A house at $10,000,000, will come with eight baths and nine bedrooms, all of the above amenities plus an artificial pond with koi, an artist’s studio, a poolhouse, a playhouse, a library, a walk-in wine closet, a private movie theater with two screening rooms, a circular driveway, an artificial waterfall, a barn for tutoring classes, a day camp for the kids and a water view. Taxes? $165,000.
$20,000,000 will get you all the amenities mentioned before plus 12 bathrooms and 10 bedrooms on 10 acres, 200 feet on a bay, a porte cochere, a horse stable, a pasture, a game room and a movie theater that seats 12, a disco, two private balconies (one for sunrise, the other for sunset), a three-hole golf course and a dock.
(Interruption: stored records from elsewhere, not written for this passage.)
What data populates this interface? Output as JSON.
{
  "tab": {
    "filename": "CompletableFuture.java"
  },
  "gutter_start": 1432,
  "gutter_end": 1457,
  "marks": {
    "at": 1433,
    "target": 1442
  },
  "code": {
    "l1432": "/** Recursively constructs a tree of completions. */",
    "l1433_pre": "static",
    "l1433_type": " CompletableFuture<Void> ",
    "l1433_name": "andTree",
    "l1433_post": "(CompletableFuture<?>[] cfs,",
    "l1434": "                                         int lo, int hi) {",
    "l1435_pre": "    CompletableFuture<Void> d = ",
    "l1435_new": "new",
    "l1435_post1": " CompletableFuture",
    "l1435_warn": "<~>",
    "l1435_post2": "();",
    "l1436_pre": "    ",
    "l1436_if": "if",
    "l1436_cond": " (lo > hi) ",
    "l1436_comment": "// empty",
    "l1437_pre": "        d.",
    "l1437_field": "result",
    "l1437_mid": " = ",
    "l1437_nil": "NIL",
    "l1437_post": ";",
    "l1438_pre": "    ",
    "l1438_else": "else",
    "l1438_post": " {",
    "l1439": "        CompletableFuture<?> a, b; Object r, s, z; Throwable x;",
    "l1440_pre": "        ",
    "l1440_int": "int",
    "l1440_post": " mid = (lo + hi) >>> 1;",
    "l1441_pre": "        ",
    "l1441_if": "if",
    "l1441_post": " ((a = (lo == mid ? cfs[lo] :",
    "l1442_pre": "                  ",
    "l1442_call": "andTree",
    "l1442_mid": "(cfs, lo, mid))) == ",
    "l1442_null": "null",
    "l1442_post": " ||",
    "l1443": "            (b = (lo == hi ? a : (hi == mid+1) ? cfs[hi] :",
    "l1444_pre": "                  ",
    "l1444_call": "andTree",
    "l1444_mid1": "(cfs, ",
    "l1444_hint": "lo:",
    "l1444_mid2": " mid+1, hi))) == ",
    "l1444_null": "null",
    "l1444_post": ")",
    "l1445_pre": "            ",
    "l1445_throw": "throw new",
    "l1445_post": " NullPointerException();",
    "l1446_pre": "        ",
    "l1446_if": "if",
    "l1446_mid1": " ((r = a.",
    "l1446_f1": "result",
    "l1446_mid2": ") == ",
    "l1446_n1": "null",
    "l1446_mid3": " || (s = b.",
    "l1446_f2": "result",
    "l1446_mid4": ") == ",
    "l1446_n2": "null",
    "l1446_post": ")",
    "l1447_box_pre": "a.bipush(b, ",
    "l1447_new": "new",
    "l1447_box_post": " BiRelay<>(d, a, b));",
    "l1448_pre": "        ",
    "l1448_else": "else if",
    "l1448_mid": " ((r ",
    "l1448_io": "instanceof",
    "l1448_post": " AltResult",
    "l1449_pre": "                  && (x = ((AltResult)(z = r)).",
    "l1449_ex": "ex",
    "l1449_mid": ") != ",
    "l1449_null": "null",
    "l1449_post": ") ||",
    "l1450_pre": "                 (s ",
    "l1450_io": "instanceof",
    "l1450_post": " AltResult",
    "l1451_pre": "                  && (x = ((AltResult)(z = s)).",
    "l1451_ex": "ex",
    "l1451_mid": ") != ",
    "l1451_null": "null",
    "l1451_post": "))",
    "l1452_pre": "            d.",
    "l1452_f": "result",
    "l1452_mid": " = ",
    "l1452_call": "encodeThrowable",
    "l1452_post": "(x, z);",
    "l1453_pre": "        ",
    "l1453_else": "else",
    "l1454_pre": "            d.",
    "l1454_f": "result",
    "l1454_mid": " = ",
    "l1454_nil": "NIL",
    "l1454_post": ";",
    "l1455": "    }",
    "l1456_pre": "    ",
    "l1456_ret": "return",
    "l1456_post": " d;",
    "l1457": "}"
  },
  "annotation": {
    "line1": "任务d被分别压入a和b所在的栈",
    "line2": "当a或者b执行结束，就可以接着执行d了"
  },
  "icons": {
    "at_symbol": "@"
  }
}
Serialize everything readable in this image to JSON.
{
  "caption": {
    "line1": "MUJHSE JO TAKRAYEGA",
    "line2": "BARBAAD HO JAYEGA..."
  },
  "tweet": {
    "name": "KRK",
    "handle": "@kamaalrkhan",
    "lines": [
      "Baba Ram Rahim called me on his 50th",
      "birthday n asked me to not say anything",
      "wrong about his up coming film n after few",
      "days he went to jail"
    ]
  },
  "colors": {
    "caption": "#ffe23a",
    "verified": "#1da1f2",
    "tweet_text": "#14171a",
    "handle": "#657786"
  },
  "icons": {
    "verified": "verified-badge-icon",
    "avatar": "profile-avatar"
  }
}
Also the barn now is an antique, a historic affair built in 1586 and imported stick by stick from England. Taxes? $550,000.
At the $50,000,000 level, expect all the amenities mentioned before plus 350 feet of oceanfront, 12 bedrooms and 14 baths, an Olympic-sized heated infinity pool with a pool cover that slides into place automatically during stormy weather, a roof deck and widow’s walk, an elevator, an indoor basketball court, an indoor Olympic-sized swimming pool with a high diving board, a walk-in wine cellar, a private power plant, a 10-car garage, a regulation baseball field, a five-hole putting green, an English garden, a chauffeur’s cottage, an outdoor swimming pool with a live 10-piece orchestra and 10 working fireplaces. Taxes are $800,000.
For $100,000,000, you get 18 baths and 14 bedrooms on 40 acres, all that was mentioned before, plus two polo fields, a prayer house, an art and sculpture gallery, a waterfall, a 20-car garage with a 24-hour surveillance video of the cars, 500 feet of oceanfront with a beach house, a boathouse out by your dock with your 250-foot yacht tied up and an 18-hole golf course, with both a helicopter pad and an airport runway out of bounds along a par 5. Also, the house has a name, such as Hamptons High Paradise, and has a history of notoriety or legend about a commune that was in residence there or a celebrity who had lived there, a scandal, murder or long-ago orgy. Also, separate quarters for a 25-person staff. Taxes? If you have to ask, this isn’t for you.
The latest thing is a hammam. It gets installed above the $50,000,000 level. This is a Turkish indoor marble structure with Greek columns, a water fountain splashing out into an indoor Roman pool, a hose and sprayer and a Turkish steam bath massage area with a hot coal heater that warms up birch branches to be used by servants to beat you and stimulate your circulation.
Of course, everything above $50,000,000 has a sunset view over water, a wooden boardwalk to your private beach, a lecture hall, a short bike ride to downtown and — did I miss anything? Oh yes, a zoo.